Last week I was up in arms after hearing that the NCAA voted to ban satellite camps. Now a week later my hope has been restored. The NCAA board of directors met Thursday and decided to rescind the original April 8 vote.
The original ruling was upsetting for I knew the consequences it would have on football players hoping to play at the collegiate level. I don’t know this because I was a player myself. I know this because I grew up with brothers — three brothers by blood and a whole lot more by association. I have witnessed time and time again the hardships families go through trying to help their sons reach their goals. When it comes down to it, it doesn’t matter where in the country you are from. The biggest obstacle for players trying to reach the collegiate level is money.
When one camp costing upward of $200, not including travel and the expenses for family members that need to tag along, the idea of attending more than one camp can become impossible.
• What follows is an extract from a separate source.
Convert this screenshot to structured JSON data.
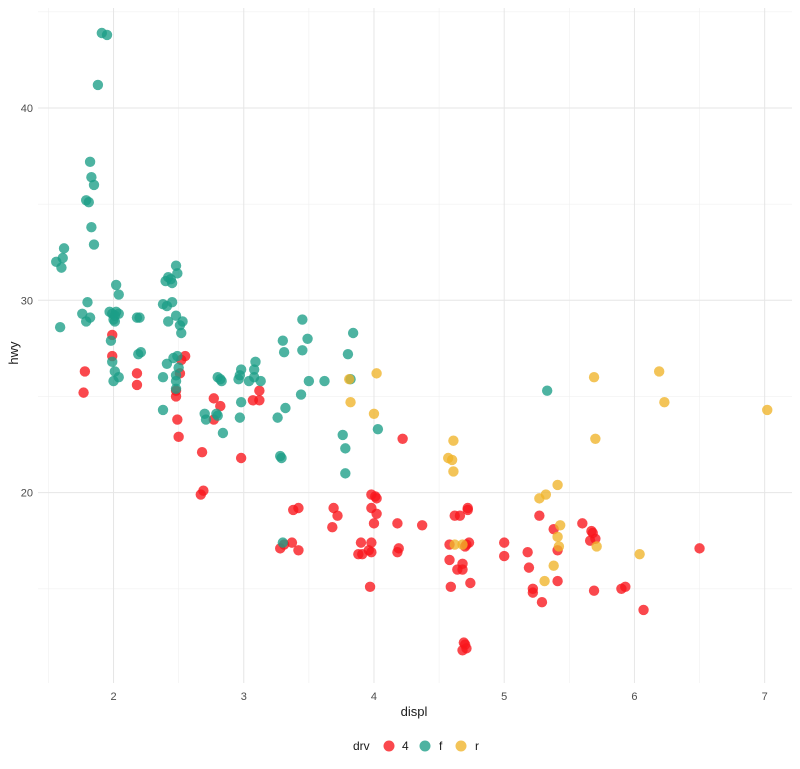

Players at satellite camps have the opportunity to be seen by multiple college coaches and recruiters in one visit and often for less money. Without satellite camps, I saw the dreams of hundreds of players become more out of reach. Luckily with Thursday’s decision, players and parents can rest easy. This year will run like years past.
Along with Thursday’s ruling, the NCAA “hopes for initial recommendations for improving the football recruiting environment.” So NCAA, here are some of my recommendations.
LIMIT NUMBER OF CAMPS
My first suggestion would be to limit the number of camps that college coaches are allowed to attend or host. The banning of satellite camps would hurt the non-power five conferences the most. These programs — including schools on the NCAA Division II and III and National Association of Intercollegiate Athletics level — benefit the most from the ability to attend camps at other universities or third-party camps.
With that being said, I think putting a cap could help the recruiting circuit. The need for satellite camps aren’t as vital for power five conferences. Clearly the SEC and Atlantic Coast Conference didn’t think they were important at all when they put their own conference bans on it previously. So perhaps the cap should be the lowest for the power five schools.
MAKES CAMPS MORE AFFORDABLE
Imagine the players who really want to play at Florida State. They figure out how to pull together a tuition fee of $350. But then they realize that they need an additional $400 because they aren’t from Florida. And then they learn being 15 years old mean a guardian needs to come.
I understand that these players are staying in dorms where they are using electricity and air conditioning. These players need to be fed and campus workers need to be working to make things run smoothly. I understand that coaches need to be paid for being away from their families for an additional four days. But the reality is these camps don’t need $400 a head to run. And for universities like Alabama, Michigan, Florida State, most of the money is going to paying their head coach’s already ridiculously large paycheck.
If the reason behind rescinding the April 8 vote was because the NCAA saw how the decision would hurt athletes and hinder scholarship opportunities, camp tuition fees should be lowered for the exact same reason.